Picture 1: Gift of Life Before we were uprooted from our beloved motherland, we valued the strength and fullness of our hair in its natural state. It signified who we were and where we came from. We may have worn scarves and decorated our beautiful tresses with crowries, but it was never because we needed to conceal our hair. It was only to compliment our attire.
Picture 2: Depravity A black woman’s hair needs to be nurtured. Plantation life deprived our hair of the care and nourishment it needed to flourish. Instead of wearing scarves to compliment our attire, we hid our deprived tresses under scarves. Slavery not only oppressed us under forced labor, but stripped away a key piece of our identity.

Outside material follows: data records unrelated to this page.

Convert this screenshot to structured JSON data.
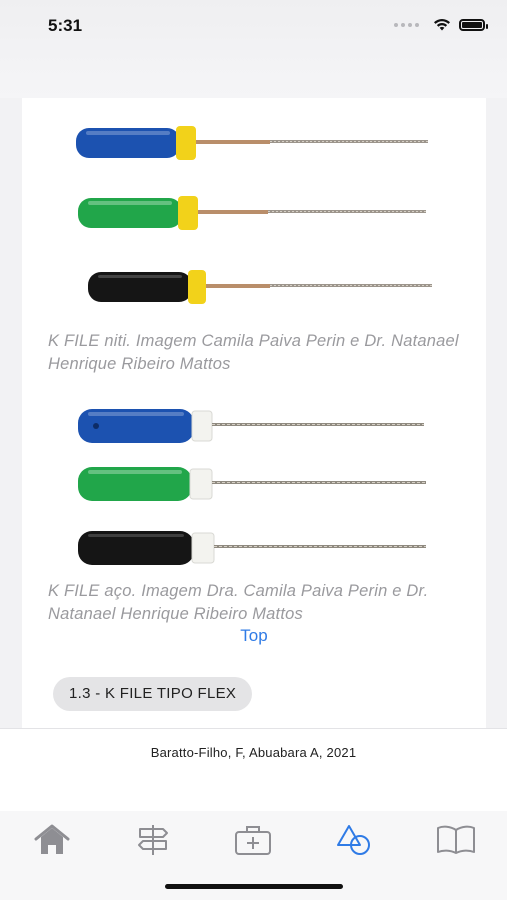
{
  "status": {
    "time": "5:31"
  },
  "content": {
    "caption1": "K FILE niti. Imagem Camila Paiva Perin e Dr. Natanael Henrique Ribeiro Mattos",
    "caption2": "K FILE aço. Imagem Dra. Camila Paiva Perin e Dr. Natanael Henrique Ribeiro Mattos",
    "top_link": "Top",
    "section_pill": "1.3 - K FILE TIPO FLEX"
  },
  "footer": {
    "credit": "Baratto-Filho, F, Abuabara A, 2021"
  },
  "tabs": [
    {
      "icon": "home-icon",
      "active": false
    },
    {
      "icon": "signpost-icon",
      "active": false
    },
    {
      "icon": "medical-kit-icon",
      "active": false
    },
    {
      "icon": "shapes-icon",
      "active": true
    },
    {
      "icon": "book-icon",
      "active": false
    }
  ],
  "colors": {
    "accent": "#2f7be6",
    "inactive": "#8e8e93"
  },
  "images": {
    "group1": [
      {
        "handle": "#1c52b0",
        "collar": "#f2d21a"
      },
      {
        "handle": "#21a64a",
        "collar": "#f2d21a"
      },
      {
        "handle": "#151515",
        "collar": "#f2d21a"
      }
    ],
    "group2": [
      {
        "handle": "#1c52b0",
        "collar": "#f3f3ef"
      },
      {
        "handle": "#21a64a",
        "collar": "#f3f3ef"
      },
      {
        "handle": "#151515",
        "collar": "#f3f3ef"
      }
    ]
  }
}
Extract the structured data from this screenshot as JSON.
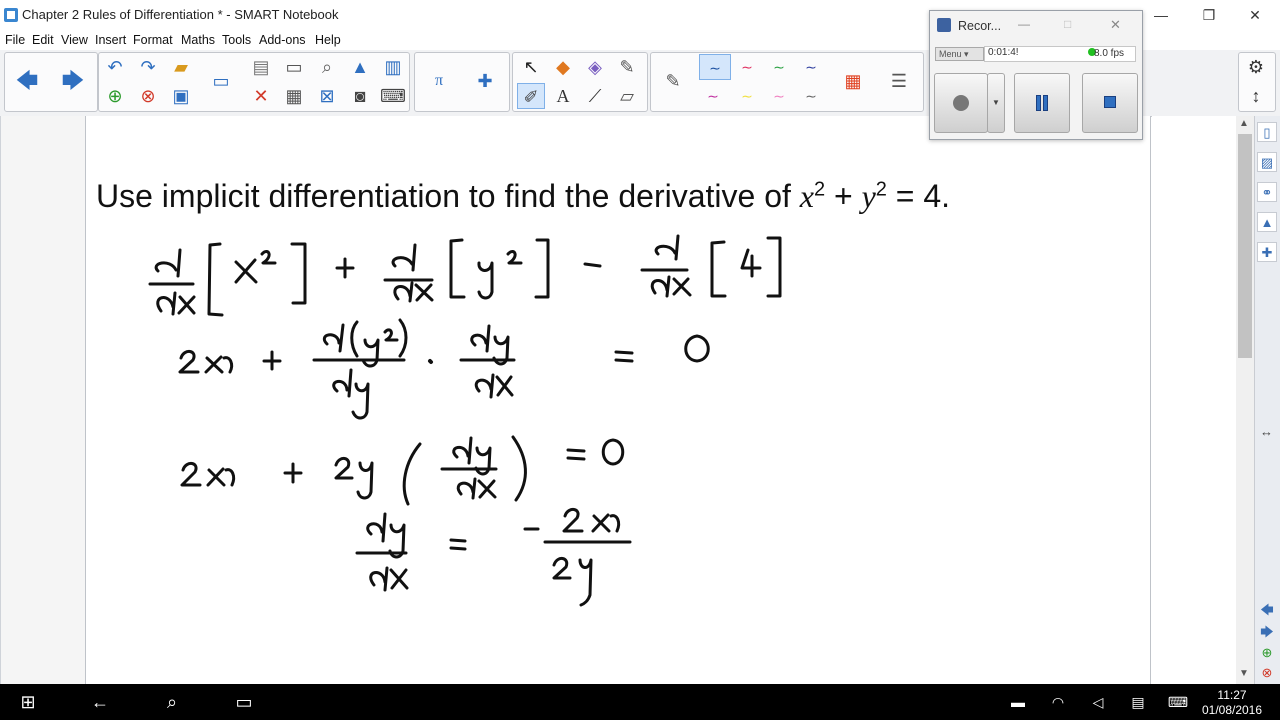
{
  "window": {
    "title": "Chapter 2 Rules of Differentiation * - SMART Notebook",
    "minimize": "—",
    "maximize": "❐",
    "close": "✕"
  },
  "menu": [
    "File",
    "Edit",
    "View",
    "Insert",
    "Format",
    "Maths",
    "Tools",
    "Add-ons",
    "Help"
  ],
  "toolbar": {
    "icons": [
      "back-arrow-icon",
      "forward-arrow-icon",
      "undo-icon",
      "redo-icon",
      "open-folder-icon",
      "add-page-icon",
      "delete-page-icon",
      "save-icon",
      "screen-icon",
      "paste-icon",
      "screenshade-icon",
      "document-camera-icon",
      "table-icon",
      "maths-tools-icon",
      "add-ons-icon",
      "select-icon",
      "shapes-icon",
      "eraser-icon",
      "pen-icon",
      "text-icon",
      "line-icon",
      "color-palette-icon",
      "properties-icon",
      "settings-icon",
      "move-toolbar-icon"
    ],
    "accent_color": "#2f6fc0",
    "selected_color": "#d4e6fb"
  },
  "heading": {
    "prefix": "Use implicit differentiation to find the derivative of ",
    "x": "x",
    "plus": " + ",
    "y": "y",
    "exp1": "2",
    "exp2": "2",
    "equals": " = 4."
  },
  "recorder": {
    "title": "Recor...",
    "menu_label": "Menu ▾",
    "time": "0:01:4!",
    "fps": "8.0 fps",
    "status_color": "#20c020"
  },
  "taskbar": {
    "time": "11:27",
    "date": "01/08/2016"
  }
}
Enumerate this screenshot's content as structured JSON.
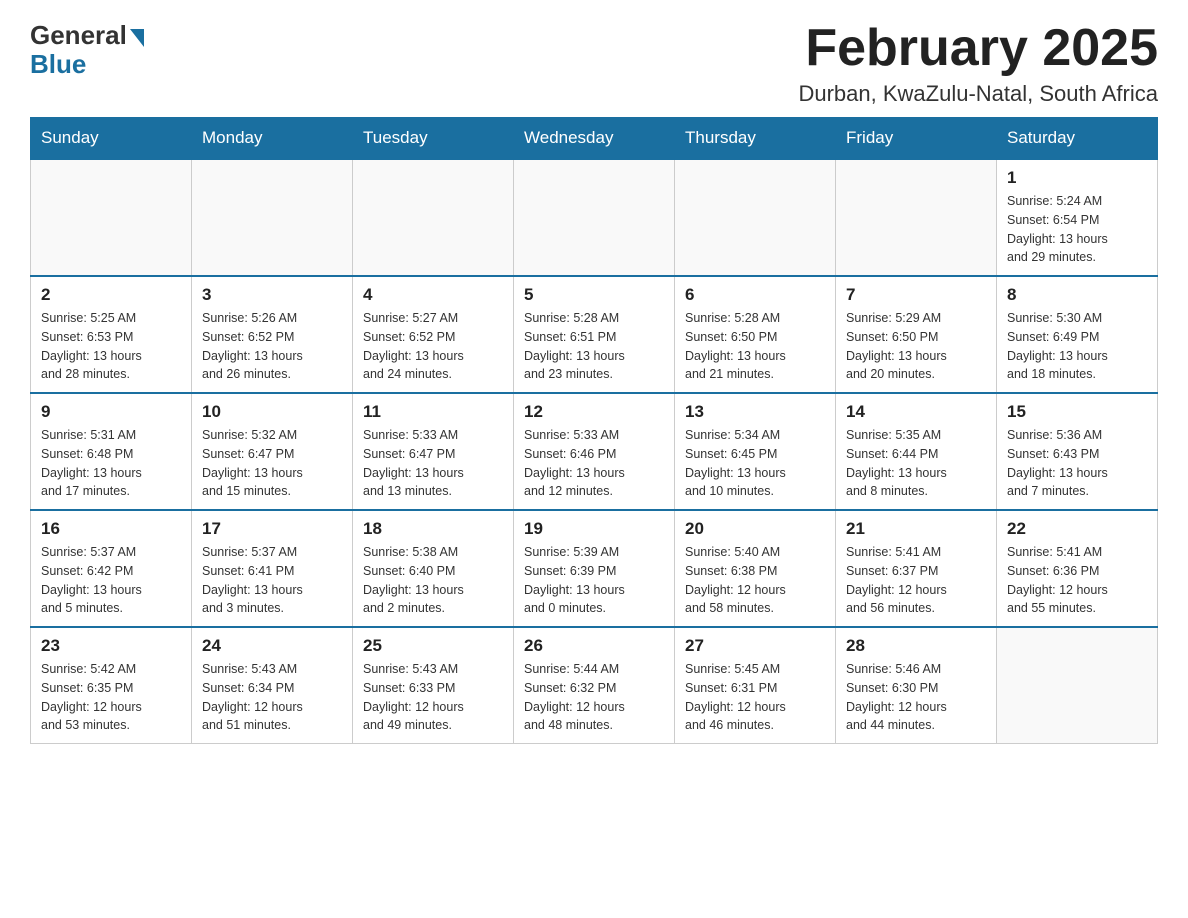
{
  "header": {
    "logo_general": "General",
    "logo_blue": "Blue",
    "main_title": "February 2025",
    "subtitle": "Durban, KwaZulu-Natal, South Africa"
  },
  "days_of_week": [
    "Sunday",
    "Monday",
    "Tuesday",
    "Wednesday",
    "Thursday",
    "Friday",
    "Saturday"
  ],
  "weeks": [
    {
      "days": [
        {
          "date": "",
          "info": ""
        },
        {
          "date": "",
          "info": ""
        },
        {
          "date": "",
          "info": ""
        },
        {
          "date": "",
          "info": ""
        },
        {
          "date": "",
          "info": ""
        },
        {
          "date": "",
          "info": ""
        },
        {
          "date": "1",
          "info": "Sunrise: 5:24 AM\nSunset: 6:54 PM\nDaylight: 13 hours\nand 29 minutes."
        }
      ]
    },
    {
      "days": [
        {
          "date": "2",
          "info": "Sunrise: 5:25 AM\nSunset: 6:53 PM\nDaylight: 13 hours\nand 28 minutes."
        },
        {
          "date": "3",
          "info": "Sunrise: 5:26 AM\nSunset: 6:52 PM\nDaylight: 13 hours\nand 26 minutes."
        },
        {
          "date": "4",
          "info": "Sunrise: 5:27 AM\nSunset: 6:52 PM\nDaylight: 13 hours\nand 24 minutes."
        },
        {
          "date": "5",
          "info": "Sunrise: 5:28 AM\nSunset: 6:51 PM\nDaylight: 13 hours\nand 23 minutes."
        },
        {
          "date": "6",
          "info": "Sunrise: 5:28 AM\nSunset: 6:50 PM\nDaylight: 13 hours\nand 21 minutes."
        },
        {
          "date": "7",
          "info": "Sunrise: 5:29 AM\nSunset: 6:50 PM\nDaylight: 13 hours\nand 20 minutes."
        },
        {
          "date": "8",
          "info": "Sunrise: 5:30 AM\nSunset: 6:49 PM\nDaylight: 13 hours\nand 18 minutes."
        }
      ]
    },
    {
      "days": [
        {
          "date": "9",
          "info": "Sunrise: 5:31 AM\nSunset: 6:48 PM\nDaylight: 13 hours\nand 17 minutes."
        },
        {
          "date": "10",
          "info": "Sunrise: 5:32 AM\nSunset: 6:47 PM\nDaylight: 13 hours\nand 15 minutes."
        },
        {
          "date": "11",
          "info": "Sunrise: 5:33 AM\nSunset: 6:47 PM\nDaylight: 13 hours\nand 13 minutes."
        },
        {
          "date": "12",
          "info": "Sunrise: 5:33 AM\nSunset: 6:46 PM\nDaylight: 13 hours\nand 12 minutes."
        },
        {
          "date": "13",
          "info": "Sunrise: 5:34 AM\nSunset: 6:45 PM\nDaylight: 13 hours\nand 10 minutes."
        },
        {
          "date": "14",
          "info": "Sunrise: 5:35 AM\nSunset: 6:44 PM\nDaylight: 13 hours\nand 8 minutes."
        },
        {
          "date": "15",
          "info": "Sunrise: 5:36 AM\nSunset: 6:43 PM\nDaylight: 13 hours\nand 7 minutes."
        }
      ]
    },
    {
      "days": [
        {
          "date": "16",
          "info": "Sunrise: 5:37 AM\nSunset: 6:42 PM\nDaylight: 13 hours\nand 5 minutes."
        },
        {
          "date": "17",
          "info": "Sunrise: 5:37 AM\nSunset: 6:41 PM\nDaylight: 13 hours\nand 3 minutes."
        },
        {
          "date": "18",
          "info": "Sunrise: 5:38 AM\nSunset: 6:40 PM\nDaylight: 13 hours\nand 2 minutes."
        },
        {
          "date": "19",
          "info": "Sunrise: 5:39 AM\nSunset: 6:39 PM\nDaylight: 13 hours\nand 0 minutes."
        },
        {
          "date": "20",
          "info": "Sunrise: 5:40 AM\nSunset: 6:38 PM\nDaylight: 12 hours\nand 58 minutes."
        },
        {
          "date": "21",
          "info": "Sunrise: 5:41 AM\nSunset: 6:37 PM\nDaylight: 12 hours\nand 56 minutes."
        },
        {
          "date": "22",
          "info": "Sunrise: 5:41 AM\nSunset: 6:36 PM\nDaylight: 12 hours\nand 55 minutes."
        }
      ]
    },
    {
      "days": [
        {
          "date": "23",
          "info": "Sunrise: 5:42 AM\nSunset: 6:35 PM\nDaylight: 12 hours\nand 53 minutes."
        },
        {
          "date": "24",
          "info": "Sunrise: 5:43 AM\nSunset: 6:34 PM\nDaylight: 12 hours\nand 51 minutes."
        },
        {
          "date": "25",
          "info": "Sunrise: 5:43 AM\nSunset: 6:33 PM\nDaylight: 12 hours\nand 49 minutes."
        },
        {
          "date": "26",
          "info": "Sunrise: 5:44 AM\nSunset: 6:32 PM\nDaylight: 12 hours\nand 48 minutes."
        },
        {
          "date": "27",
          "info": "Sunrise: 5:45 AM\nSunset: 6:31 PM\nDaylight: 12 hours\nand 46 minutes."
        },
        {
          "date": "28",
          "info": "Sunrise: 5:46 AM\nSunset: 6:30 PM\nDaylight: 12 hours\nand 44 minutes."
        },
        {
          "date": "",
          "info": ""
        }
      ]
    }
  ]
}
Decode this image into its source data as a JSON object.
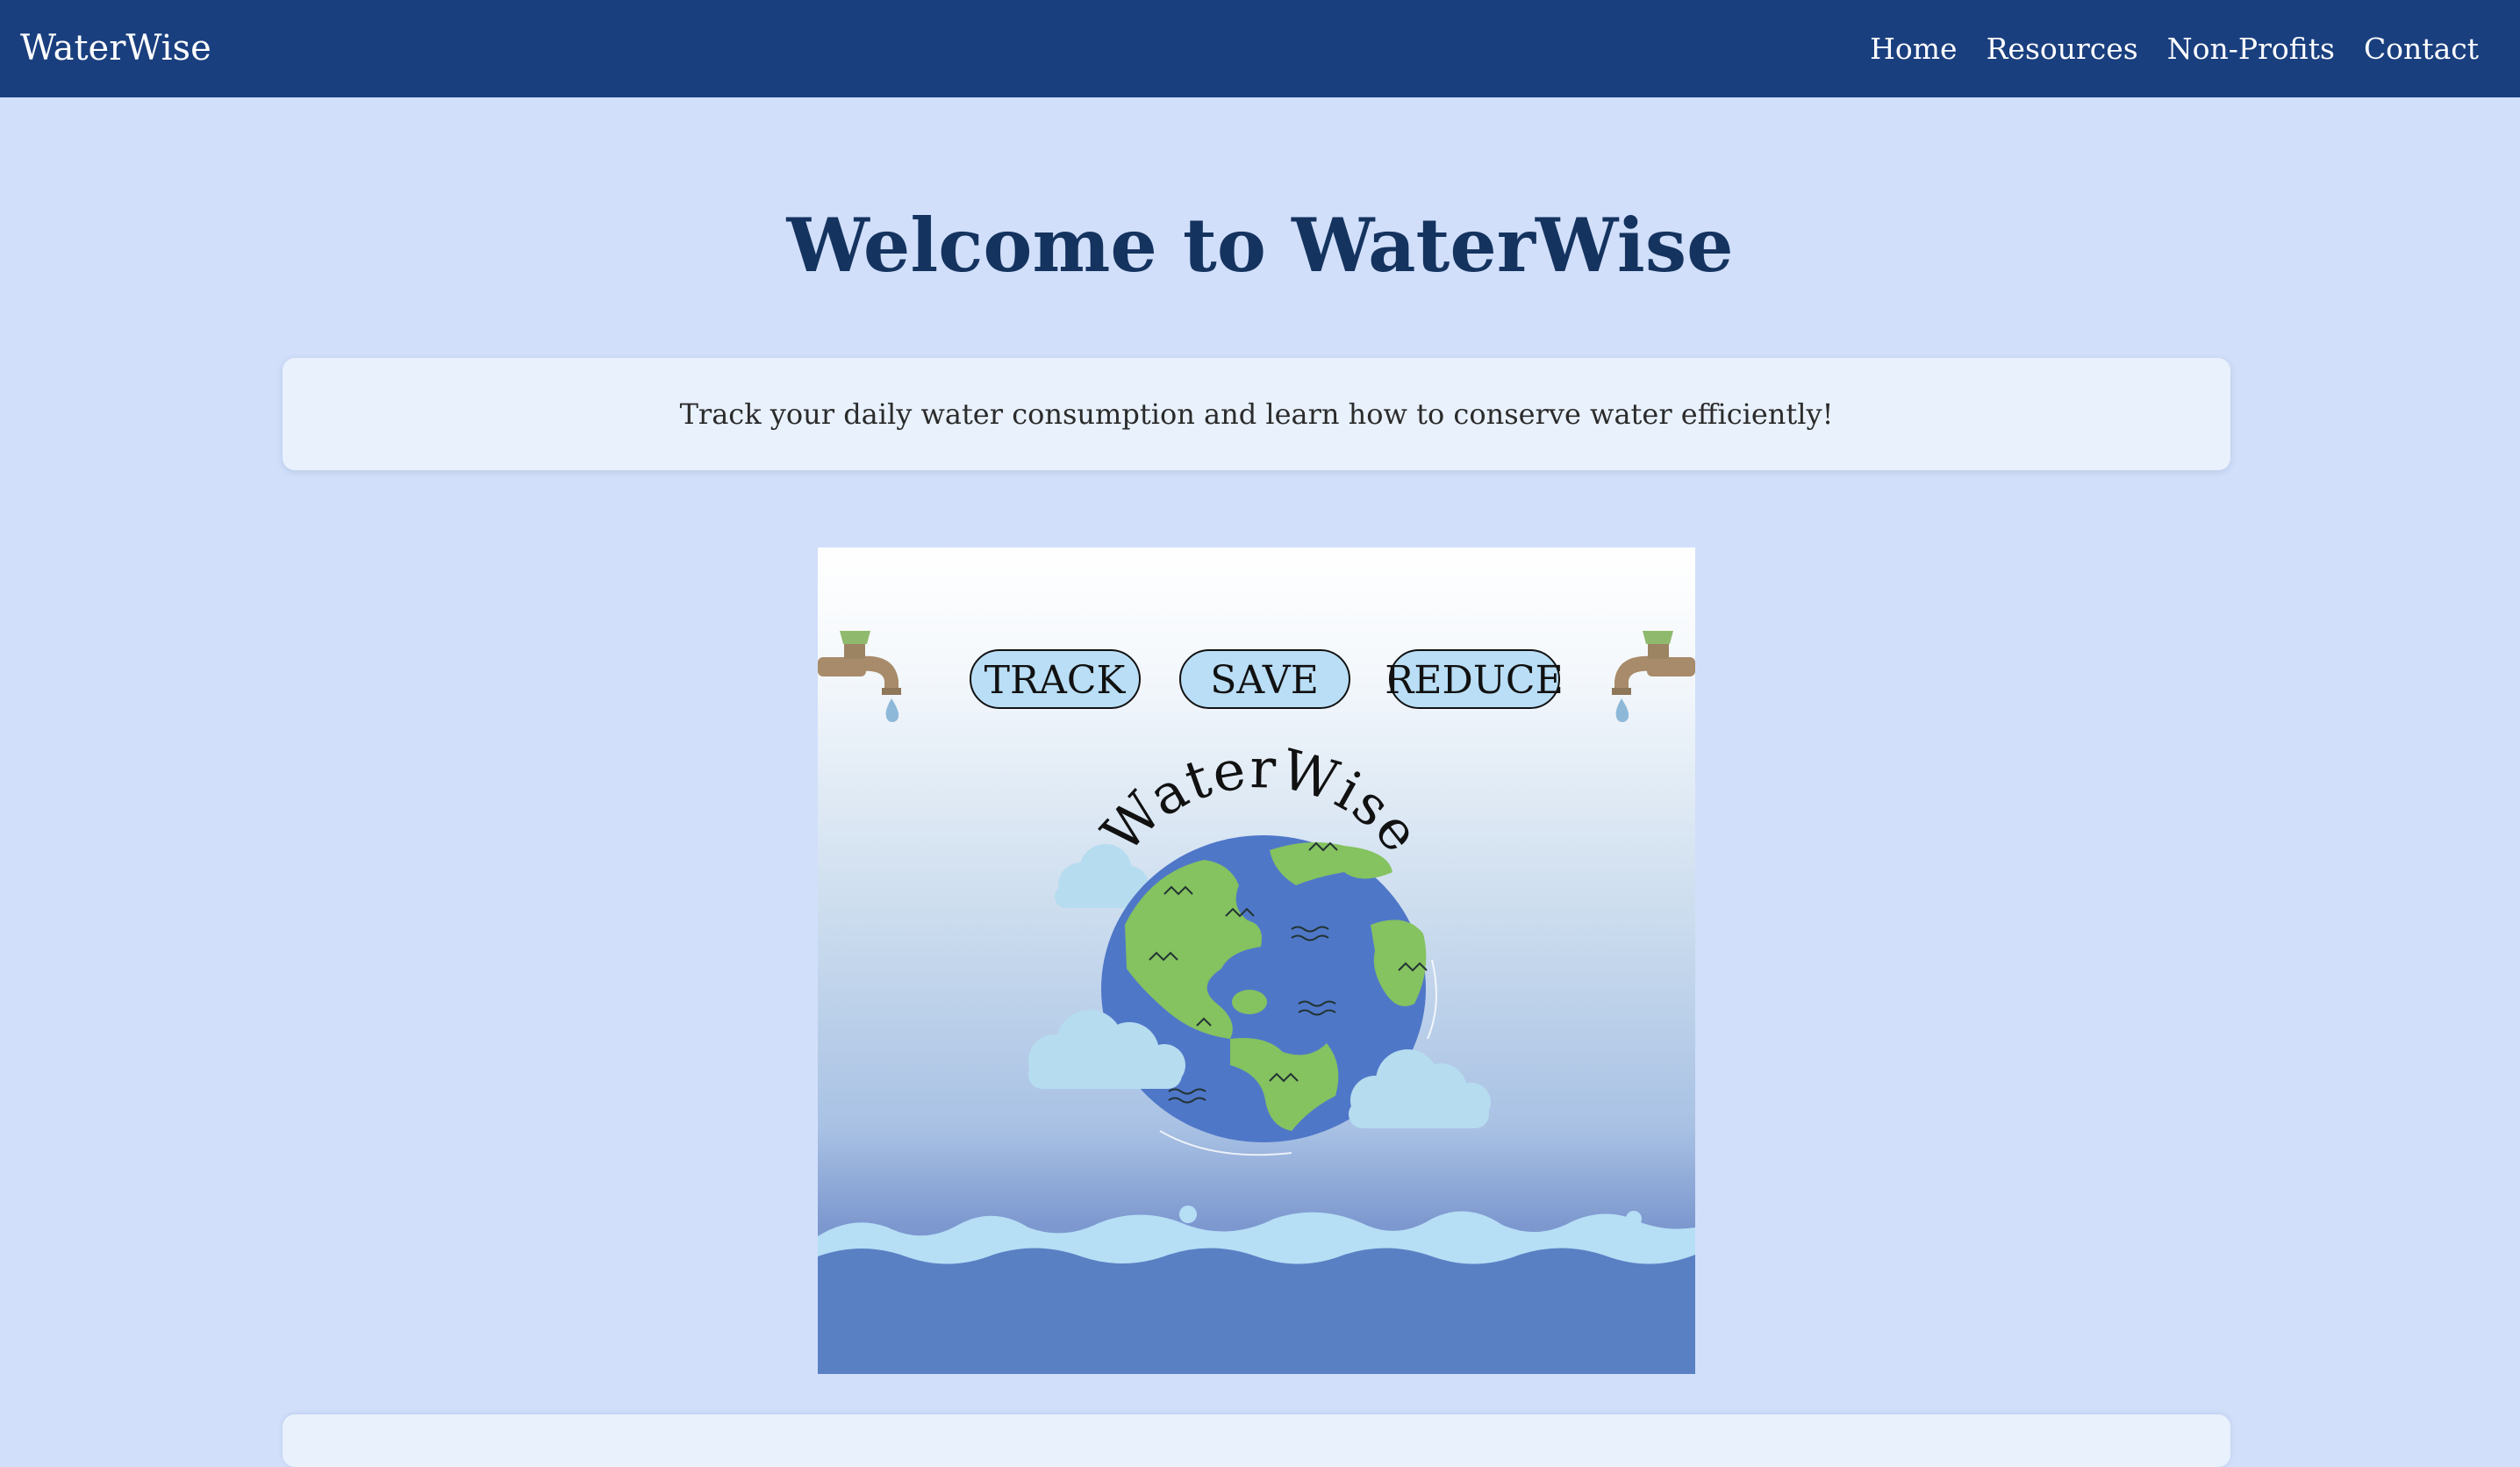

Picture 3: Boldly beautiful After a wearisome era of being manipulated and oppressed, the beautiful tresses of the black woman rise once again. The afro, worn as a bold statement by leaders such as Angela Davis, made a bold statement. It said “I am bold AND I am beautiful in my natural form.”
Picture 4: Envy The fullness and beauty of our natural tresses was no longer just a statement of boldness–it was something to be envied. Full, thick, and foxy–people tried to copy it but our full natural tresses cannot be duped.
Picture 5: Fierce Some opt for weaves, some opt for wigs. But nothing says fierce like the natural beauty queen. She doesn’t need weaves or wigs to conform to what society says it pretty. She knows the beauty of her natural hair and isn’t afraid to show it.